20.) Best of all, feedback from the man himself, Pickle Rick.
That’s all I have time for today, but I’m sure you guys can come up with a ton more ways to **** Pickle Rick! Come back tomorrow and checkout my Noob Noob domination fantasy! The Dwarves I assure you is interrelated with this wall of text.… Expand
May 25, 2020I genuinely enjoy this show. I love that the characters and story lines are very family oriented and that they deal with real life situations.I genuinely enjoy this show. I love that the characters and story lines are very family oriented and that they deal with real life situations. To me, it teaches my almost 3 yr old how people should react in what could be potentially high stress situations. Everyone is always calm and talks things through with each other. As a Mom, I love that she sees a family relating to each other that way. My daughter, who is soon to turn 3 has been watching this show for about 6 months and she is so obsessed with it that she now refers to me as Mommy Pig, my husband as Daddy Pig, her big sister as Sissy Pig, and she talks with a snort and sometimes with a "British" accent, which we think is adorable so we snort back lol. So...for her upcoming birthday it is all things Peppa. Some toddler/preschool shows drive me nuts...but not this one.
Peppa Pig was introduced to me in the most depressing time of my life, I had just poured my cereal in to my bowl and had realized there was no milk. I walked to my couch in a daze of shock and confusion and was greeted with the warm face of peppa the most beautiful waifu in the history of animation. She was building a castle out of cardboard and her unique and stunning artistic representation of the middle ages was enough to make me happy and cheer right up. She used her creative mind to think of what it needed, GLITTER, lots and lots of glitter. I had to continue watching to fulfill my infatuated mind with more of her creative genius, even Einstein could have learned from her. Just a tender delight of peppa, she can be bossy, tough, and a great role model. If peppa was real 9/11 wouldve never happend, she could be an almighty lord of all pigs alike, a great one.… Expand
Feb 28, 2017After giving it a couple hours, I'm really confused as to what this game is supposed to be.
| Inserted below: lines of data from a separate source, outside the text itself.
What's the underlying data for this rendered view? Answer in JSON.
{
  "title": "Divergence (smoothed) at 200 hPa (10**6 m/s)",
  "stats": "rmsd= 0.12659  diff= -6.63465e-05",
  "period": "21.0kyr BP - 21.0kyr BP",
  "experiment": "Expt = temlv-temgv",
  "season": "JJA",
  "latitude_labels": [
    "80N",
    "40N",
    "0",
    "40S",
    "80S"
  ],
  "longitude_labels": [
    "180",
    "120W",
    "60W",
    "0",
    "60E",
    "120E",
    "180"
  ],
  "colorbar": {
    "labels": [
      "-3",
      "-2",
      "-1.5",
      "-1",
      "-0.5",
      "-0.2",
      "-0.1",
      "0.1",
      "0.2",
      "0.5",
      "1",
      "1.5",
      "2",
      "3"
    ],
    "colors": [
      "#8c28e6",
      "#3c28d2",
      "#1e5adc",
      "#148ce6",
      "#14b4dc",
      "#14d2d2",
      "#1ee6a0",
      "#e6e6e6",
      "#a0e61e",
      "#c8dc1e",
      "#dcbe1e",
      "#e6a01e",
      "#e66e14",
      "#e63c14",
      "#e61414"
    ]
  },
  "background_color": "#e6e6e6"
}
It starts off 100% combat and then there's none.After giving it a couple hours, I'm really confused as to what this game is supposed to be. It starts off 100% combat and then there's none. It's obviously story-driven but... I don't really like the main character and I'm only barely entertained by the story. Besides choosing what direction to walk in, I don't feel like I have much choice in anything.